Monday, January 9, 2012

Film #2 - Diner

In 1982 Barry Levinson, who was primarily know as a writer (the Carol Burnet Show & screenplays for the Mel Brooks films - High Anxiety and Silent Movie in the 70's), made the first of his "Baltimore films" with Diner. Levinson took a group of relatively unknown actors that included -  Mickey Rourke, Steve Guttenberg, Tim Daly, Kevin Bacon, Daniel Stern, Paul Reiser and Ellen Barkin and created a film that, though set in 1959 in Baltimore, transcends time and place. Diner is short on real narrative plot and long on character and though there is the upcoming marriage of Steve Guttenberg's character, Eddie, and the football quiz he is requiring his fiancĂ© to pass before hand, Diner is mostly about a group of friends and how they are dealing with impending adulthood. Again, it's all about the writing, (though I have read that Levinson encouraged improvisation among the actors) and scene after scene is filled with purely character driven dialogue that paints a vivid picture of these guys and their relationships.

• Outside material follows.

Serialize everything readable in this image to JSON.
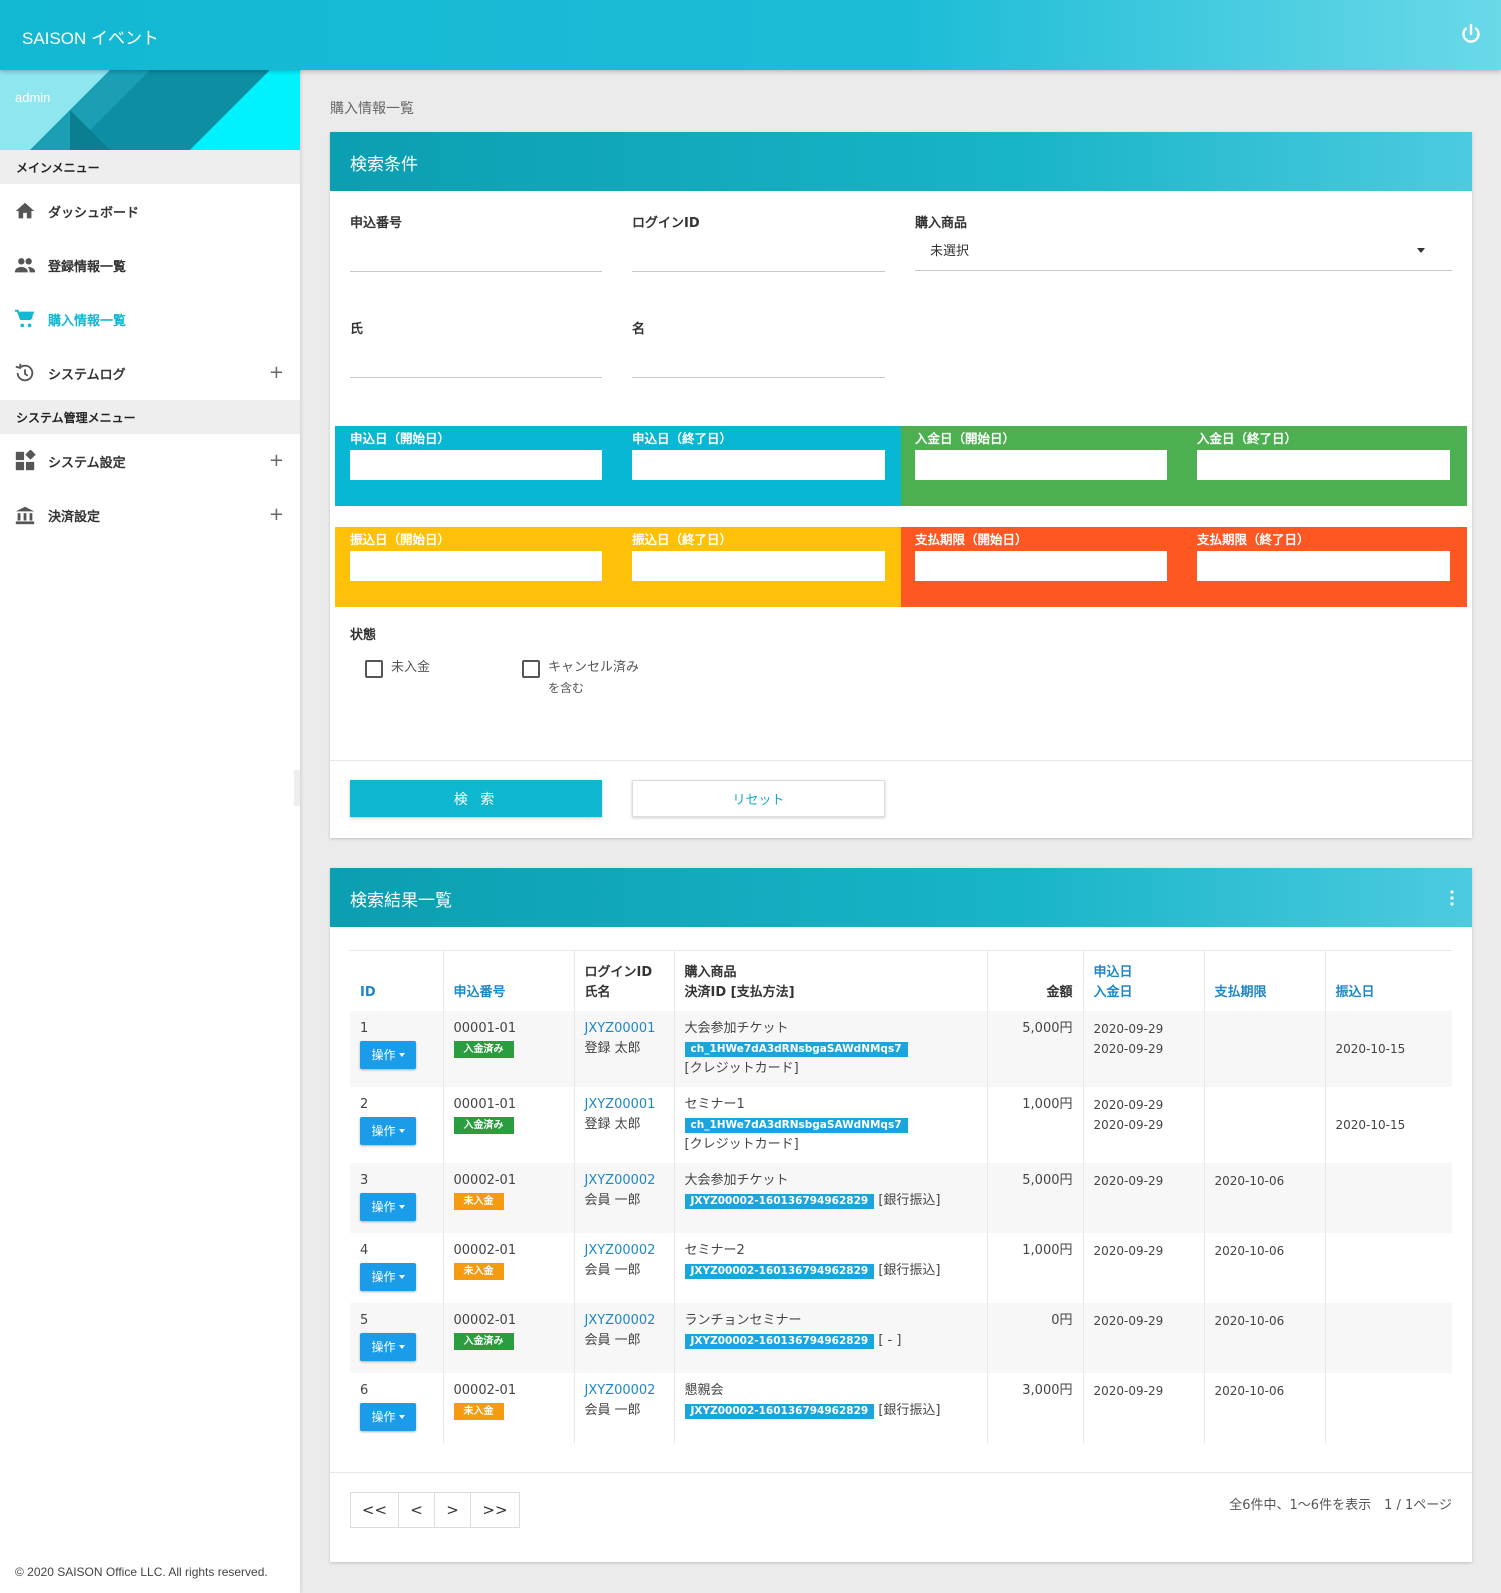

Daniel Stern's Shrevie, the only one in the group who has already walked down the isle, shares a classic women are from Venus, men are from Mars scene with Ellen Barkin, who plays his wife Beth. Shrevie is outraged by the way his wife has mishandled his record collection. Not only has she placed a James Brown album under the "Js" but she's put him in the Rock-n-Roll section instead of R&B! Beth ask what he's getting so crazy about it's "just music." but to Shrevie it's so much more. He tells her that every one of his records is special and when he listens to them they take him back to certain places and times in his life. Movies do the same thing and in 1982, when this film was released, I had just finished college and this group of friends and their late night diner conversations reminds me so much of time I had spent hanging out with my own college friends and the conversations we'd shared (or at least how funny and quick-witted I wish our gab had been).

Diner is the film that introduced me to Barry Levinson, one of my favorite directors (one who's work will appear again on this list) and each time I watch it, I'm reminded of the fact that while plot might make films move it's character that makes them breathe.